Financial Services Authority (FSA)
The regulatory authority for the UK financial services industry. The FSA has taken over the regulation of mortgages. All lenders and mortgage intermediaries must be directly authorised and regulated by the FSA or an appointed representative of an authorised firm.
Homeowner
A person who owns their home with a mortgage.
Homeowner loan
A homeowner loan is also sometimes called a secured loan.
Identity Theft
A fast-growing crime that occurs if someone steals your name and other personal information for fraudulent purposes. Identity theft is a form of identity crime (where somebody uses a false identity to commit a crime). Most commonly, this term relates to cheque or credit card fraud although mortgage fraud and other kinds of financial fraud are common. Less commonly, it is used to enable illegal immigration, terrorism or espionage.
IFA
Independent Financial Advisor.
Joint Loan Agreement
A loan where there is more than one named individual responsible for the contract.
Loan to Value (LTV)
The amount of mortgage expressed as a percentage of the property value. For example, if your mortgage amount was £160,000 and your property is valued at £200,000 your loan to value, or LTV, is 80%. Some lenders enable you to borrow up to LTV125%, less your first mortgage. This type of secured loan could offers you the option of borrowing a larger sum than traditional loans. Subject to agreement.
Negative Equity
When the value of the mortgage, which is outstanding on the property, is more than the market value of the property.
Ombudsman
An independent professional body which is set up by law to help settle individual disputes between consumers and firms such as estate agents, solicitors and insurance companies.
Premium
The amount you pay regularly, monthly or annually, to an insurer for an insurance policy.
Remortgage
The process of moving your mortgage without moving home. You take a new mortgage with a different lender to pay off your old mortgage.
Search
The name and address of an individual being submitted to a credit search agency (for example, Equifax) in order to obtain information held on their databases regarding the individual's identity and financial performance and behaviour.
Secured
A secured loan is guaranteed by your property (includes assets such as Title Deeds to your house, life policies, etc). If you don't repay your mortgage or other secured loan, the lender has the right to sell these assets. A secured loan is sometimes also called a debt consolidation or homeowner loan.
Sequestration
The term used is Scotland equivalent to Bankruptcy in England and Wales.
Solicitor
Legal expert handling of all documentation for the sale and purchase of a property.
Subject to Contract
Words to indicate that an agreement is not yet legally binding.
Tenants
People living in a property paying rent - they are not the property's owners.
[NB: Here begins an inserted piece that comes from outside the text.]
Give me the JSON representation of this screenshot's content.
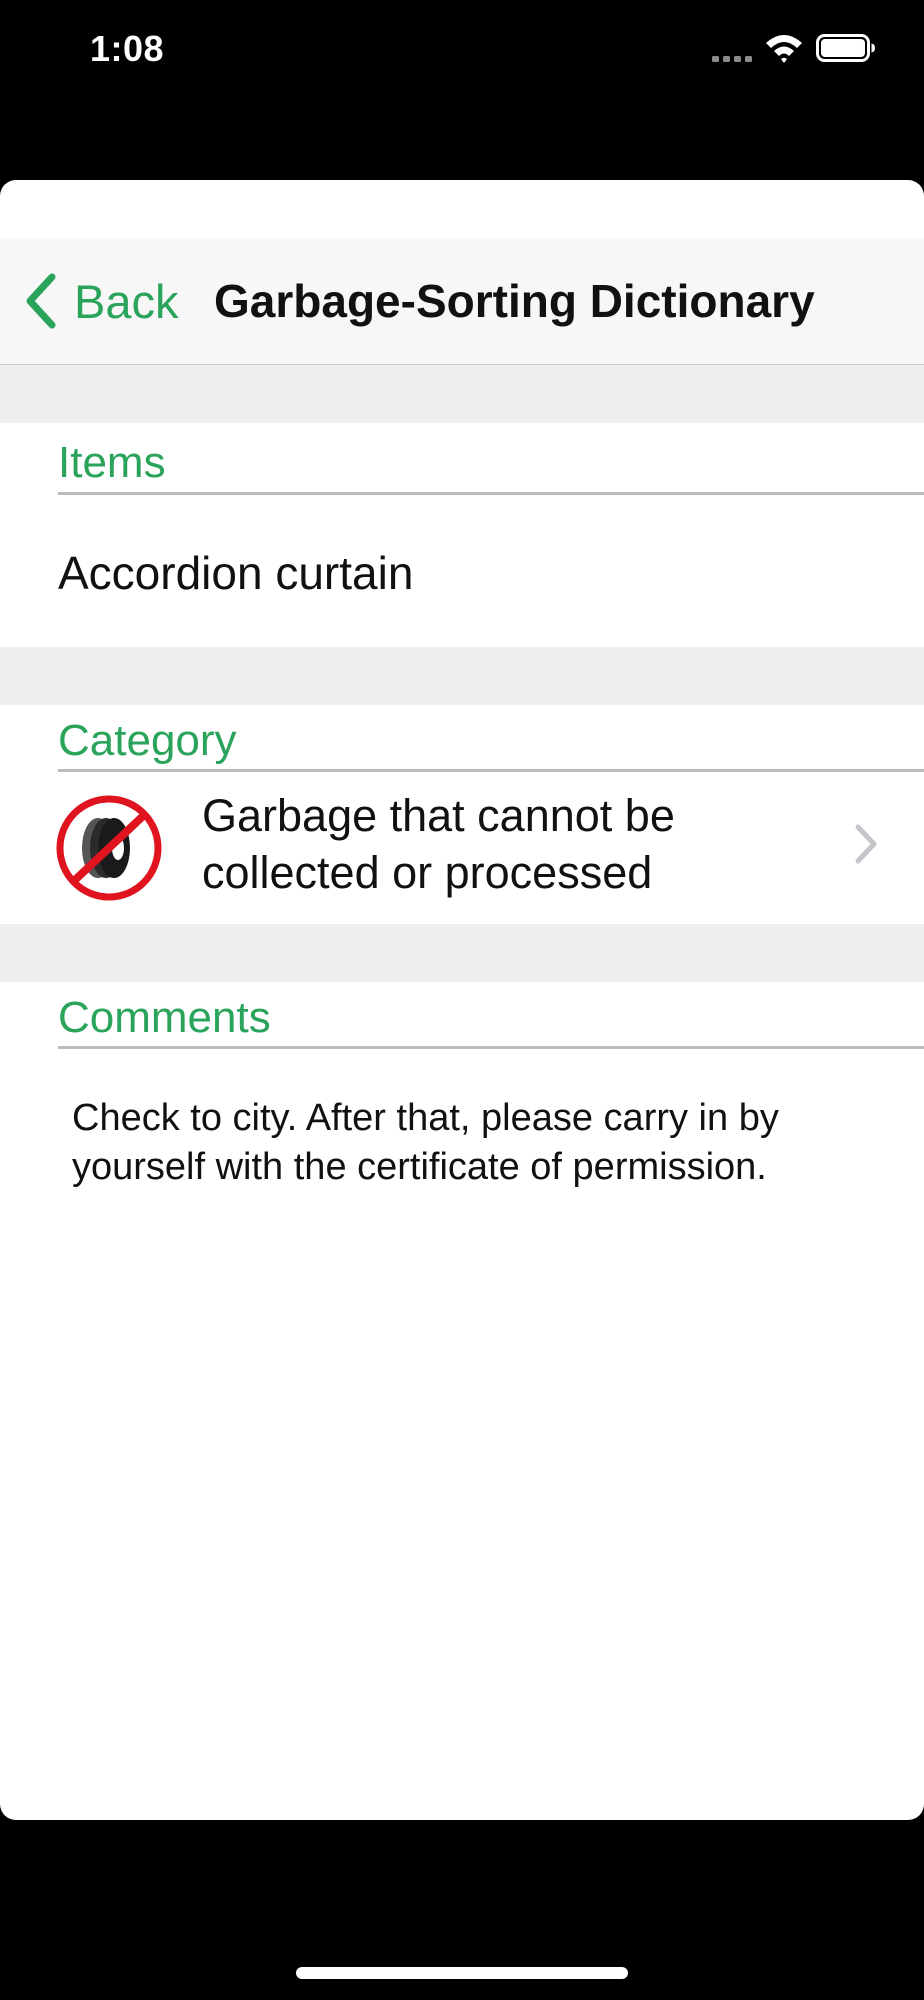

Secured loans are not available to tenants.
Term
The period over which a loan is scheduled to be repaid.
Total Amount Payable
The total cost of repaying a loan or mortgage.
Unsecured Loan
A loan provided to a borrower without them having to provide any security such as a charge over their house. Because the risk to the lender of not getting their money back is higher for unsecured loans than for secured loans, the interest rate charged is often higher. Unsecured loans are also sometimes referred to as personal loans.
Valuation
In most instances this is the figure that a surveyor will come to regarding the price of a property. This is done to ensure that the property is worth the amount requested for a mortgage.
Valuation Fee
The charge for the valuation of the property.
Variable Interest Rate
Rate of interest payment that fluctuates over time with general interest rates.
Vendor
The seller of a property or piece of land.
Voluntary Arrangement
All of an individual's creditors agreeing jointly to the arrangements for repayment and forgiveness of a debtor's obligation in an effort to avoid an Order of Bankruptcy.